Genes are located on chromosomes and are a “blueprint” or set of instructions for each trait. Each parent
donates one allele for each trait to its offspring. The two alleles (versions of a gene) donated, one by each
parent, together make up an offspring’s genotype for that trait (Bb). The physical expression of the trait (what
you see), that is inherited such as brown eyes or freckled skin, is an organisms phenotype. Organisms inherit
many different traits. Inherited traits are those coded in our DNA. Some examples of inherited traits include;
hair color, eye color, skin color, nose shape, or size of ears. Non- inherited traits (such as personality,
hairstyle, and level of physical fitness) are products of one’s environment or habits.
Traditional Dominance: One allele is completely dominant over the other. Most of the genetics examples we
use in 7th grade science are like this. Example: Brown eyes are dominant to blue eyes.
Incomplete Dominance occurs or happens because one trait is not completely dominant over another. Each
allele for a trait has its own influence on the phenotype. Red and white flower is crossed results in a pink
flower (flower is neither red nor white, but a mix between the two).
Co-Dominance occurs or happens when 2 alleles are dominant and so you see both traits.
Zebras are both black and white so both alleles are dominant.
One gene can influences many traits. This happens when different traits are found together because are
coded for by the same gene. Example: white tigers always have blue eyes, because the gene for white fur is
the same for blue eyes.
Many genes can influence a single trait. Several genes act together to make one characteristic. Color of skin,
and eye color. These traits can be influenced by your environment. Healthy diet and exercise can influence
these traits.
Different types of alleles can be either dominant or recessive. In genetics, dominant genes are represented by
capital letters (B), and recessive genes are represented by lowercase letters (b). A dominant gene will always
show through if it is present (BB, Bb). A recessive trait cannot appear unless two recessive alleles (bb) are
inherited.
Punnett Squares are used to show the probability that offspring (babies) will inherit different traits, based on
their parents’ genotypes. Each box represents a 25% chance of offspring inheriting that combination of alleles.
Gene: Eye color
Alleles: Brown (B) and blue (b)
Homozygous / Purebred - Genotypes that have two of the same alleles: either dominant (BB) or recessive (bb).
Heterozygous / Hybrid– Genotypes that include 2 different alleles, (Dd).
*Example Punnett Square Problem: Two brown eyed parents are both heterozygous for that trait.

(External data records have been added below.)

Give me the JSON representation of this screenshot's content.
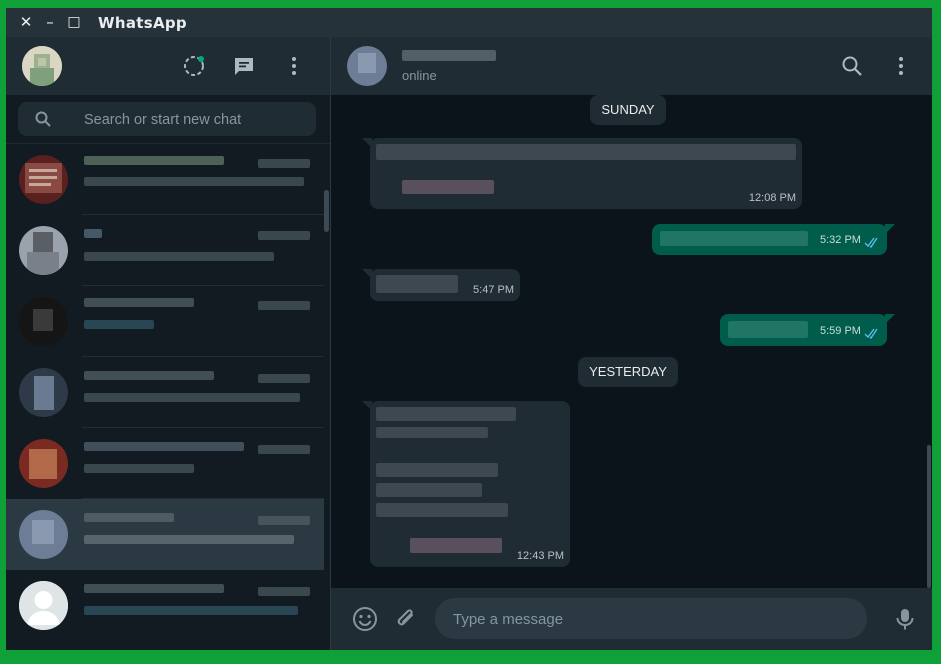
{
  "window": {
    "title": "WhatsApp",
    "close_glyph": "✕",
    "minimize_glyph": "–",
    "maximize_glyph": "□"
  },
  "sidebar": {
    "header_icons": [
      "status-icon",
      "new-chat-icon",
      "menu-icon"
    ],
    "search": {
      "placeholder": "Search or start new chat",
      "value": ""
    },
    "chats": [
      {
        "name": "",
        "preview": "",
        "time": "",
        "active": false
      },
      {
        "name": "",
        "preview": "",
        "time": "",
        "active": false
      },
      {
        "name": "",
        "preview": "",
        "time": "",
        "active": false
      },
      {
        "name": "",
        "preview": "",
        "time": "",
        "active": false
      },
      {
        "name": "",
        "preview": "",
        "time": "",
        "active": false
      },
      {
        "name": "",
        "preview": "",
        "time": "",
        "active": true
      },
      {
        "name": "",
        "preview": "",
        "time": "",
        "active": false
      }
    ]
  },
  "conversation": {
    "contact_name": "",
    "status": "online",
    "header_icons": [
      "search-icon",
      "menu-icon"
    ],
    "day_labels": {
      "sunday": "SUNDAY",
      "yesterday": "YESTERDAY"
    },
    "messages": [
      {
        "direction": "in",
        "time": "12:08 PM"
      },
      {
        "direction": "out",
        "time": "5:32 PM",
        "read": true
      },
      {
        "direction": "in",
        "time": "5:47 PM"
      },
      {
        "direction": "out",
        "time": "5:59 PM",
        "read": true
      },
      {
        "direction": "in",
        "time": "12:43 PM"
      }
    ]
  },
  "composer": {
    "placeholder": "Type a message",
    "value": "",
    "icons": [
      "emoji-icon",
      "attach-icon",
      "mic-icon"
    ]
  },
  "colors": {
    "accent": "#00a884",
    "outgoing_bubble": "#005c4b",
    "incoming_bubble": "#202c33",
    "read_ticks": "#53bdeb",
    "frame": "#0fa038"
  }
}
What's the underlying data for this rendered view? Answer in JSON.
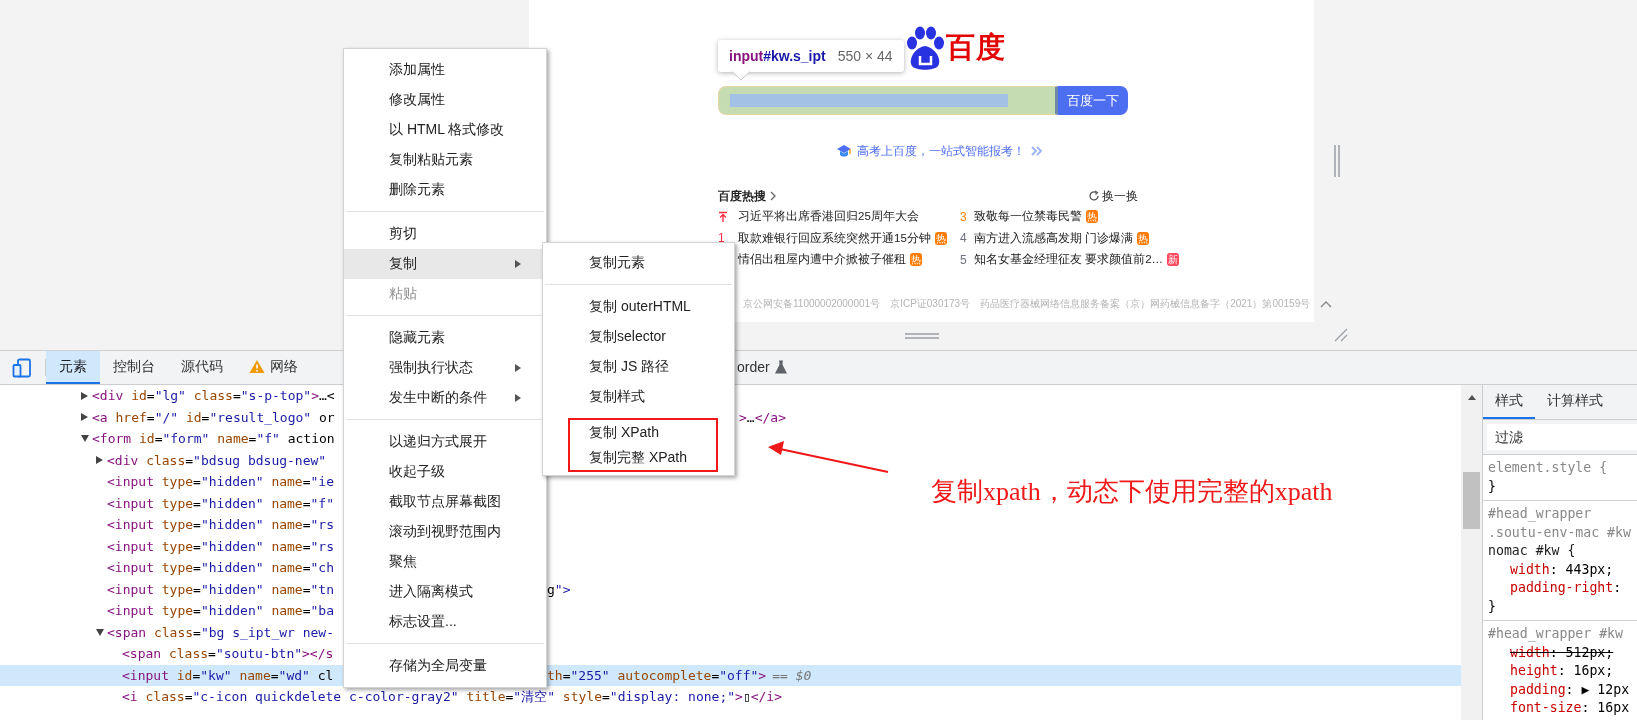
{
  "page": {
    "logo_text": "百度",
    "tooltip": {
      "element": "input",
      "selector": "#kw.s_ipt",
      "size": "550 × 44"
    },
    "search_button": "百度一下",
    "promo": "高考上百度，一站式智能报考！",
    "hot": {
      "title": "百度热搜",
      "refresh": "换一换",
      "left": [
        {
          "kind": "pinned",
          "title": "习近平将出席香港回归25周年大会"
        },
        {
          "kind": "ranked",
          "rank": "1",
          "color": "#fe2d46",
          "title": "取款难银行回应系统突然开通15分钟",
          "badge": {
            "text": "热",
            "color": "#ff7a00"
          }
        },
        {
          "kind": "plain",
          "title": "情侣出租屋内遭中介掀被子催租",
          "badge": {
            "text": "热",
            "color": "#ff7a00"
          }
        }
      ],
      "right": [
        {
          "kind": "ranked",
          "rank": "3",
          "color": "#ff8200",
          "title": "致敬每一位禁毒民警",
          "badge": {
            "text": "热",
            "color": "#ff7a00"
          }
        },
        {
          "kind": "ranked",
          "rank": "4",
          "color": "#6c7080",
          "title": "南方进入流感高发期 门诊爆满",
          "badge": {
            "text": "热",
            "color": "#ff7a00"
          }
        },
        {
          "kind": "ranked",
          "rank": "5",
          "color": "#6c7080",
          "title": "知名女基金经理征友 要求颜值前2…",
          "badge": {
            "text": "新",
            "color": "#ff455b"
          }
        }
      ]
    },
    "footer": [
      "京公网安备11000002000001号",
      "京ICP证030173号",
      "药品医疗器械网络信息服务备案（京）网药械信息备字（2021）第00159号"
    ]
  },
  "devtools": {
    "tabs": [
      {
        "kind": "plain",
        "label": "元素",
        "selected": true
      },
      {
        "kind": "plain",
        "label": "控制台",
        "selected": false
      },
      {
        "kind": "plain",
        "label": "源代码",
        "selected": false
      },
      {
        "kind": "warning",
        "label": "网络",
        "selected": false
      }
    ],
    "partial_tab": {
      "label": "order"
    },
    "elements": [
      {
        "kind": "collapsed",
        "code": "<div id=\"lg\" class=\"s-p-top\">…<",
        "selected": false
      },
      {
        "kind": "collapsed",
        "code": "<a href=\"/\" id=\"result_logo\" or",
        "tail": ">…</a>",
        "tail_past_submenu": true,
        "selected": false
      },
      {
        "kind": "expanded",
        "code": "<form id=\"form\" name=\"f\" action",
        "selected": false,
        "children": [
          {
            "kind": "collapsed",
            "code": "<div class=\"bdsug bdsug-new\"",
            "selected": false
          },
          {
            "kind": "leaf",
            "code": "<input type=\"hidden\" name=\"ie",
            "selected": false
          },
          {
            "kind": "leaf",
            "code": "<input type=\"hidden\" name=\"f\"",
            "selected": false
          },
          {
            "kind": "leaf",
            "code": "<input type=\"hidden\" name=\"rs",
            "selected": false
          },
          {
            "kind": "leaf",
            "code": "<input type=\"hidden\" name=\"rs",
            "selected": false
          },
          {
            "kind": "leaf",
            "code": "<input type=\"hidden\" name=\"ch",
            "selected": false
          },
          {
            "kind": "leaf",
            "code": "<input type=\"hidden\" name=\"tn",
            "tail": "g\">",
            "tail_past_submenu": false,
            "selected": false
          },
          {
            "kind": "leaf",
            "code": "<input type=\"hidden\" name=\"ba",
            "selected": false
          },
          {
            "kind": "expanded",
            "code": "<span class=\"bg s_ipt_wr new-",
            "selected": false,
            "children": [
              {
                "kind": "leaf",
                "code": "<span class=\"soutu-btn\"></s",
                "selected": false
              },
              {
                "kind": "leaf",
                "code": "<input id=\"kw\" name=\"wd\" cl",
                "tail": "th=\"255\" autocomplete=\"off\">",
                "marker": "== $0",
                "tail_past_submenu": false,
                "selected": true
              },
              {
                "kind": "leaf",
                "code": "<i class=\"c-icon quickdelete c-color-gray2\" title=\"清空\" style=\"display: none;\">▯</i>",
                "selected": false
              }
            ]
          }
        ]
      }
    ],
    "styles": {
      "tabs": [
        {
          "label": "样式",
          "selected": true
        },
        {
          "label": "计算样式",
          "selected": false
        }
      ],
      "filter_placeholder": "过滤",
      "rules": [
        {
          "selector": [
            "element.style {"
          ],
          "close": "}"
        },
        {
          "selector": [
            "#head_wrapper",
            ".soutu-env-mac #kw",
            "nomac #kw {"
          ],
          "declarations": [
            {
              "text": "width: 443px;",
              "struck": false
            },
            {
              "text": "padding-right:",
              "struck": false
            }
          ],
          "close": "}"
        },
        {
          "selector": [
            "#head_wrapper #kw"
          ],
          "declarations": [
            {
              "text": "width: 512px;",
              "struck": true
            },
            {
              "text": "height: 16px;",
              "struck": false
            },
            {
              "text": "padding: ▶ 12px",
              "struck": false
            },
            {
              "text": "font-size: 16px",
              "struck": false
            }
          ]
        }
      ]
    }
  },
  "context_menu": {
    "items": [
      {
        "kind": "item",
        "label": "添加属性",
        "selected": false,
        "disabled": false,
        "has_submenu": false
      },
      {
        "kind": "item",
        "label": "修改属性",
        "selected": false,
        "disabled": false,
        "has_submenu": false
      },
      {
        "kind": "item",
        "label": "以 HTML 格式修改",
        "selected": false,
        "disabled": false,
        "has_submenu": false
      },
      {
        "kind": "item",
        "label": "复制粘贴元素",
        "selected": false,
        "disabled": false,
        "has_submenu": false
      },
      {
        "kind": "item",
        "label": "删除元素",
        "selected": false,
        "disabled": false,
        "has_submenu": false
      },
      {
        "kind": "separator"
      },
      {
        "kind": "item",
        "label": "剪切",
        "selected": false,
        "disabled": false,
        "has_submenu": false
      },
      {
        "kind": "item",
        "label": "复制",
        "selected": true,
        "disabled": false,
        "has_submenu": true,
        "submenu": [
          {
            "kind": "item",
            "label": "复制元素",
            "boxed": false
          },
          {
            "kind": "separator"
          },
          {
            "kind": "item",
            "label": "复制 outerHTML",
            "boxed": false
          },
          {
            "kind": "item",
            "label": "复制selector",
            "boxed": false
          },
          {
            "kind": "item",
            "label": "复制 JS 路径",
            "boxed": false
          },
          {
            "kind": "item",
            "label": "复制样式",
            "boxed": false
          },
          {
            "kind": "item",
            "label": "复制 XPath",
            "boxed": true
          },
          {
            "kind": "item",
            "label": "复制完整 XPath",
            "boxed": true
          }
        ]
      },
      {
        "kind": "item",
        "label": "粘贴",
        "selected": false,
        "disabled": true,
        "has_submenu": false
      },
      {
        "kind": "separator"
      },
      {
        "kind": "item",
        "label": "隐藏元素",
        "selected": false,
        "disabled": false,
        "has_submenu": false
      },
      {
        "kind": "item",
        "label": "强制执行状态",
        "selected": false,
        "disabled": false,
        "has_submenu": true
      },
      {
        "kind": "item",
        "label": "发生中断的条件",
        "selected": false,
        "disabled": false,
        "has_submenu": true
      },
      {
        "kind": "separator"
      },
      {
        "kind": "item",
        "label": "以递归方式展开",
        "selected": false,
        "disabled": false,
        "has_submenu": false
      },
      {
        "kind": "item",
        "label": "收起子级",
        "selected": false,
        "disabled": false,
        "has_submenu": false
      },
      {
        "kind": "item",
        "label": "截取节点屏幕截图",
        "selected": false,
        "disabled": false,
        "has_submenu": false
      },
      {
        "kind": "item",
        "label": "滚动到视野范围内",
        "selected": false,
        "disabled": false,
        "has_submenu": false
      },
      {
        "kind": "item",
        "label": "聚焦",
        "selected": false,
        "disabled": false,
        "has_submenu": false
      },
      {
        "kind": "item",
        "label": "进入隔离模式",
        "selected": false,
        "disabled": false,
        "has_submenu": false
      },
      {
        "kind": "item",
        "label": "标志设置...",
        "selected": false,
        "disabled": false,
        "has_submenu": false
      },
      {
        "kind": "separator"
      },
      {
        "kind": "item",
        "label": "存储为全局变量",
        "selected": false,
        "disabled": false,
        "has_submenu": false
      }
    ]
  },
  "annotation": {
    "text": "复制xpath，动态下使用完整的xpath"
  }
}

What are
the chances that they will have a child with blue eyes?
B
B
b
Genotypic Ratio is:
b
BB
Bb
Bb
bb
1 : 2: 1
BB Bb bb
Phenotypic Ratio is: ___3__ : ___1__
Dominant : Recessive
Chance of child having blue eyes: 25%
Genetic Engineering is the transfer of genes from one organism to another. This transfer of genes from one
organism to another is usually intended to make new, improved plants and animals, or to fight diseases using
gene therapies. Examples: making plants that are resistant to parasites, corn that grows bigger to provide
more food, using harmless viruses to introduce helpful genes to patients suffering from genetic disorders.
Some scientists argue that genetic engineering may cause unknown health risks or could cause organisms to
become genetically weak and prone to disease or disorders.